The cause of the crash is unknown but Assistant Commissioner Weir noted it was high traffic area for kangaroos and deer.

Speed was cited as another potential factor, given the limit along the road is 100km/h.

It is believed the victims were colleagues, with the car rented from a west Gippsland-based company.

“All the people we think were known to each other and had a common connection through work,” Assistant Commissioner Weir said.

“We think the people are relatively local within the sort of Shepparton, Benalla and Mansfield area.”

A member of the public noticed a fire on the side of the road in some trees and shrubs and stopped to find the wreckage.

They called police at 7.45am but the car, believed to be a Kia people-mover, was barley ablaze by the time officers and firefighters arrived.

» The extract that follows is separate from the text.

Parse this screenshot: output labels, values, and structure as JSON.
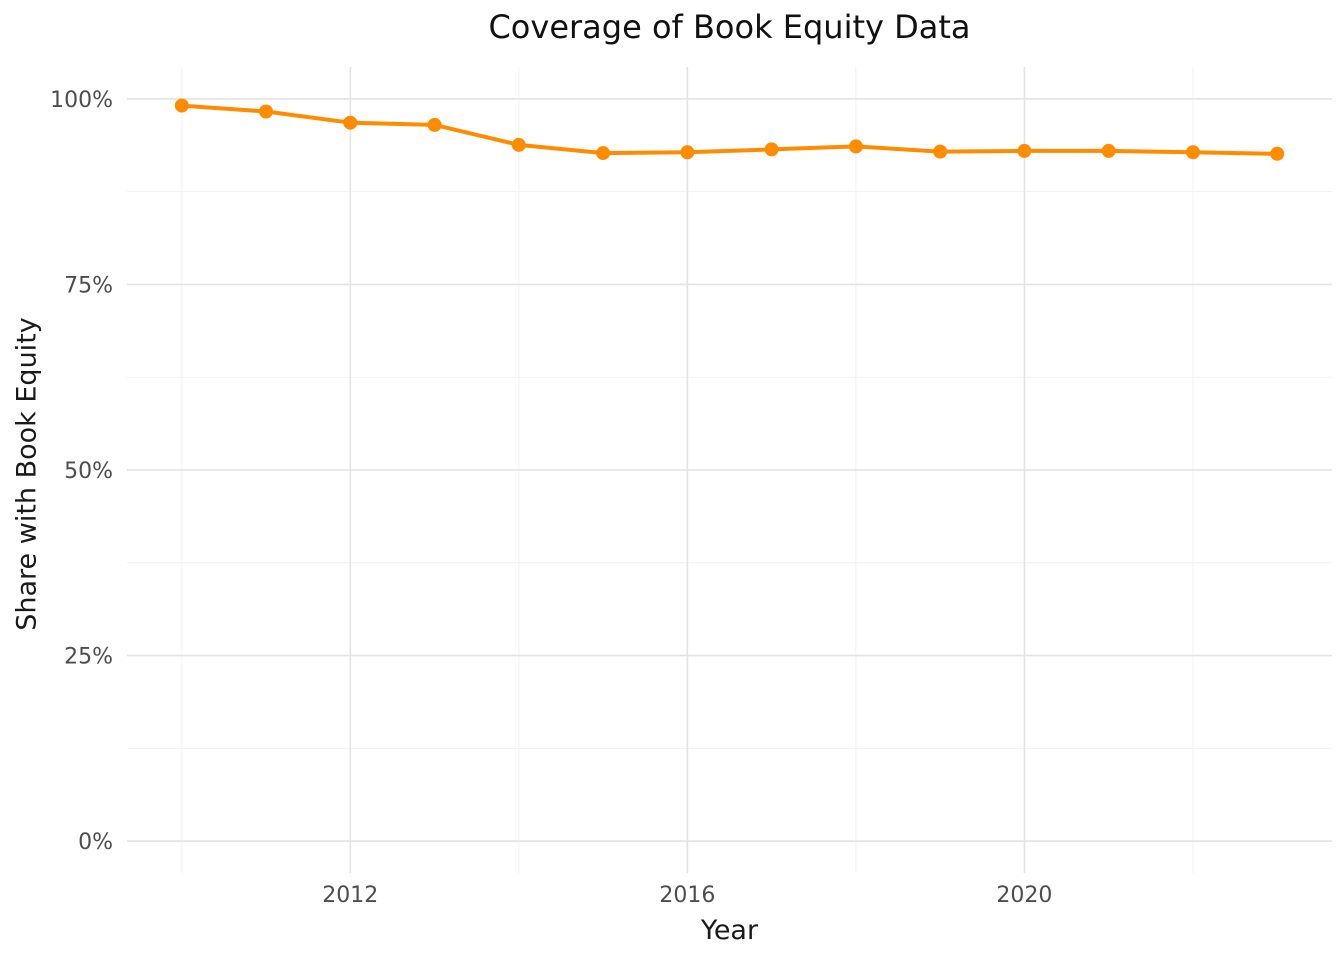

Weir said police believe the crash and the subsequent fire took place on Sunday morning, not long before the witness spotted the car.

“It’s not a heavily trafficked road … so in the pitch dark a fire would have been visable for some distance,” he said.

Benign whether conditions limited the spread of the blaze.

The incident came after 12 people died in crashes in Victoria last weekend, including five when a car ploughed into a Daylesford pub’s beer garden.

More than 250 lives have been lost on the state’s roads this year, surpassing the 2022 full-year road toll of 241.